Hi Everyone,
I have recently started working with HADDOCK stand alone and am facing some trouble running it. I wonder if anyone of you could help me in this regard.
I started with separating the 2 proteins in PDB ID: 2KTB, and then docking them with HADDOCK 2.1. But it is giving me the following error,
TOTAL NUMBER OF DISTANCE RESTRAINTS FOR RIGID BODY DOCKING IS ZERO!
CONTROL YOUR PARAMETER SETTINGS AND RESTRAINT DEFINITIONS
STRUCTURE NUMBER 1
I have set up the Upper distance limit for AIRs as 2.0 when generating the air.tbl file and all the other restraints as default in the run.cns file.

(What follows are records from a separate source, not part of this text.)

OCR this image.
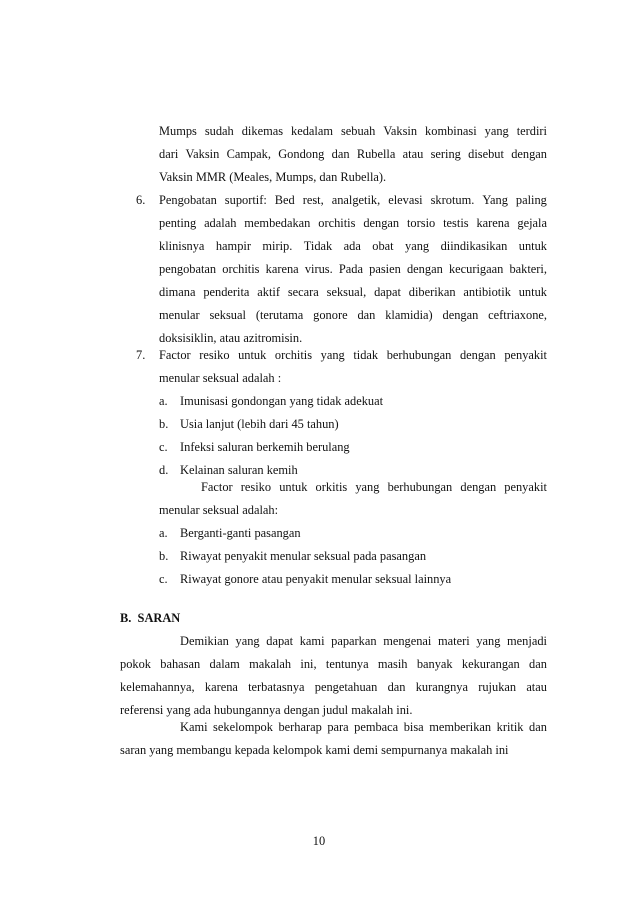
Mumps sudah dikemas kedalam sebuah Vaksin kombinasi yang terdiri
dari Vaksin Campak, Gondong dan Rubella atau sering disebut dengan
Vaksin MMR (Meales, Mumps, dan Rubella).
6. Pengobatan suportif: Bed rest, analgetik, elevasi skrotum. Yang paling
penting adalah membedakan orchitis dengan torsio testis karena gejala
klinisnya hampir mirip. Tidak ada obat yang diindikasikan untuk
pengobatan orchitis karena virus. Pada pasien dengan kecurigaan bakteri,
dimana penderita aktif secara seksual, dapat diberikan antibiotik untuk
menular seksual (terutama gonore dan klamidia) dengan ceftriaxone,
doksisiklin, atau azitromisin.
7. Factor resiko untuk orchitis yang tidak berhubungan dengan penyakit
menular seksual adalah :
a. Imunisasi gondongan yang tidak adekuat
b. Usia lanjut (lebih dari 45 tahun)
c. Infeksi saluran berkemih berulang
d. Kelainan saluran kemih
Factor resiko untuk orkitis yang berhubungan dengan penyakit
menular seksual adalah:
a. Berganti-ganti pasangan
b. Riwayat penyakit menular seksual pada pasangan
c. Riwayat gonore atau penyakit menular seksual lainnya
B.  SARAN
Demikian yang dapat kami paparkan mengenai materi yang menjadi
pokok bahasan dalam makalah ini, tentunya masih banyak kekurangan dan
kelemahannya, karena terbatasnya pengetahuan dan kurangnya rujukan atau
referensi yang ada hubungannya dengan judul makalah ini.
Kami sekelompok berharap para pembaca bisa memberikan kritik dan
saran yang membangu kepada kelompok kami demi sempurnanya makalah ini
10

Any help would be highly appreciated.
Thanking You in anticipation.
Hi,
That means that your restraints are not properly defined. Which restraints exactly did you define?
Thank You Mr. Rodrigues,
Like I said, I have kept all the restraints as default to start with and these have proved to work well with other proteins that were not part of the same PDB complex, unlike here in my case in which I am trying to validate HADDOCK by reproducing a PDB complex 1L4Z, I have also tried the same with 2KTB and it is giving the same error.
In the table below you can see the distance restraints (default) that I have defined.
Tip: Reply to my comment instead of providing an answer to your own question.
HADDOCK requires restraints to bring the molecules together. If you don't provide ANY distance restraints, it cannot work..
If you are trying to reproduce crystal structures, you can use Pymol to get a list of residues that comprise the interface of each molecule (e.g. A: 1,2,3,4,5,6,7 and B: 3,5,6,7). You can then input these as active residues.
If you don't have ANY information, you should enable the "center of mass restraints" option, but be aware that this has zero information on the interfaces (just pulls the proteins together) and the success rate will be much much lower. You should also increase the number of generated structures in each step to 10.000 (rigid body) - 400 (semi-flexible) - 400 (explicit solvent) in this case to have better sampling.